De un día para otro la ciudad ha cambiado. Esta mañana es invierno y la agitación diaria de Broadway se ha convertido casi en silencio, en sosiego. El cielo bajo y gris claro anuncia nieve o aguanieve. La gente sale envuelta en abrigos y gorros. En esta ciudad que no descansa nunca, en la que todo está siempre abierto, sorprende ir por la acera y ver las tiendas, los restaurantes, los cafés, con los cierres echados. Es el día de Acción de Gracias. De los supermercados salen los últimos compradores cargados de bolsas. En los pasillos de mi casa flota el olor intenso de la grasa del pavo tostándose poco a poco en el horno. Ahora, mientras escribo junto a la ventana, a las cuatro y cuarto, está ya oscureciendo y reina el silencio, interrumpido por el paso de algún coche solitario.
Salí hace un rato y gotas de lluvia muy fría dispersas en el aire me daban en la cara. Me cruzo con familias que caminan a un ritmo tranquilo, llevando bandejas de comida envueltas en papel de aluminio, tarros de salsas. De las ventanas iluminadas salen conversaciones joviales y sonidos de cubiertos. Ni siquiera en Navidad tiene Nueva York esta atmósfera benévola de recogimiento, de tregua en la gran lucha por la vida. Mucha gente ha salido de la ciudad para el largo fin de semana, un oasis de holganza en este país con tan pocos días de vacaciones.
Me acuerdo de las cenas populosas de Acción de Gracias en el estudio del escultor Leiro, antes de que él, su mujer, Vico, y sus hijos volvieran a España.
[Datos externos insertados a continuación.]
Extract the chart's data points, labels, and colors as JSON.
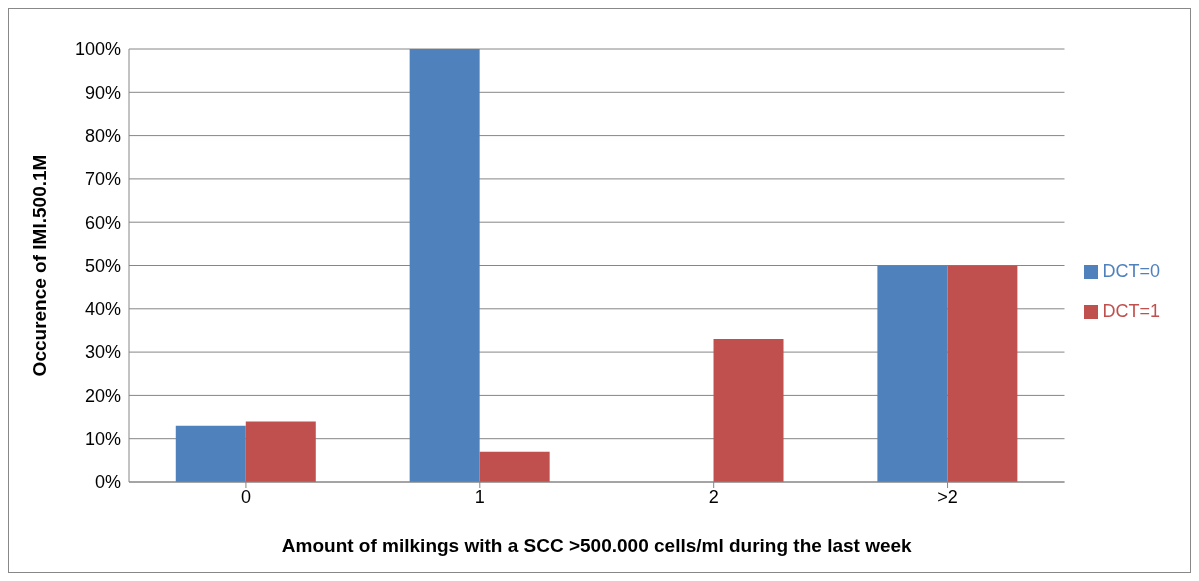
{
  "chart_data": {
    "type": "bar",
    "xlabel": "Amount of milkings with a SCC >500.000 cells/ml during the last week",
    "ylabel": "Occurence of IMI.500.1M",
    "categories": [
      "0",
      "1",
      "2",
      ">2"
    ],
    "series": [
      {
        "name": "DCT=0",
        "color": "#4f81bd",
        "values": [
          13,
          100,
          0,
          50
        ]
      },
      {
        "name": "DCT=1",
        "color": "#c0504d",
        "values": [
          14,
          7,
          33,
          50
        ]
      }
    ],
    "ylim": [
      0,
      100
    ],
    "yticks": [
      {
        "value": 0,
        "label": "0%"
      },
      {
        "value": 10,
        "label": "10%"
      },
      {
        "value": 20,
        "label": "20%"
      },
      {
        "value": 30,
        "label": "30%"
      },
      {
        "value": 40,
        "label": "40%"
      },
      {
        "value": 50,
        "label": "50%"
      },
      {
        "value": 60,
        "label": "60%"
      },
      {
        "value": 70,
        "label": "70%"
      },
      {
        "value": 80,
        "label": "80%"
      },
      {
        "value": 90,
        "label": "90%"
      },
      {
        "value": 100,
        "label": "100%"
      }
    ],
    "grid": "y",
    "legend": "right"
  }
}
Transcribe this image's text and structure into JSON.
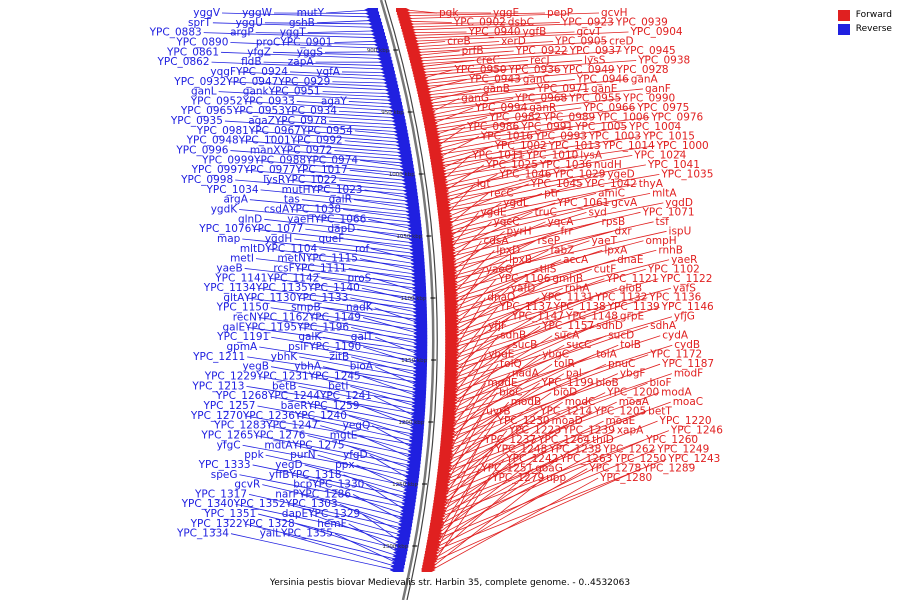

Vico, Victoria, cocinaba un pavo exquisito y nos daba de cenar a unos veinte comensales, españoles de diversos sitios y americanos, residentes o de paso, deambulando con nuestros vasos de vino y nuestros platos de comida entre las esculturas terminadas y las a medio terminar de Leiro, en aquel estudio de Tribeca que parecía un garaje o un taller de carpintería. Un año la cosa se puso más sentimental porque era la despedida del poeta Dionisio Cañas, que se volvía a su pueblo manchego después de un cuarto de siglo en Nueva York. Se bailaron pasodobles y las hijas de varios amigos se confabularon para montar una coreografía infantil del gran éxito del momento, el Aserejé. En Nueva York se juntan personas que en España ni se habrían cruzado entre sí: la extranjería compartida vuelve las relaciones más fluidas, más flotantes, muchas veces también más pasajeras. Siempre hay quien acaba de llegar y quien está a punto de marcharse.
A mí me gusta esta fiesta, del todo ajena a la religión y a la política, y me gusta que sea un acto de gratitud, Thanksgiving. Los peregrinos recién llegados pudieron sobrevivir a la crudeza del invierno gracias a la ayuda de los indios y al azar extraordinario de que uno de ellos, Squanto, hablaba perfecto inglés. En la vida hay que saber pedir cuentas, pero también hay que saber dar las gracias. Pero la gratitud, como la bondad, tienen menos prestigio que el resentimiento, igual que la alegría y la ternura son literariamente menos llamativas que la pesadumbre o la crueldad.
Quizás ahora, en España, cuando no estamos teniendo más remedio que despertar de una era de delirio, cobraremos conciencia de todas las cosas que merecen ser preservadas y agradecidas, las que hemos usado y malbaratado sin concederles valor, sin pensar en el precio que hay que pagar por ellas: la salud pública, la educación pública, por encima de todo; también la legalidad democrática. Y para lamentar la pérdida de tantos paisajes y ciudades arrasados por la especulación, por las complicidades públicas y privadas de gente codiciosa y corrupta y la indiferencia de la ciudadanía.
(Mañana, con más tiempo, amigo Carlos Ara, escribiré algo sobre ética y estética, sobre los premios recibidos y los rechazados, sobre la conexión política entre la emoción de la pintura o de la naturaleza y la causa de la emancipación humana: como es día de agradecimientos, agradezco tu presencia en este lugar tan personal y tan compartido, igual que la de cada uno y cada una de los que participan de viva voz o en silencio.)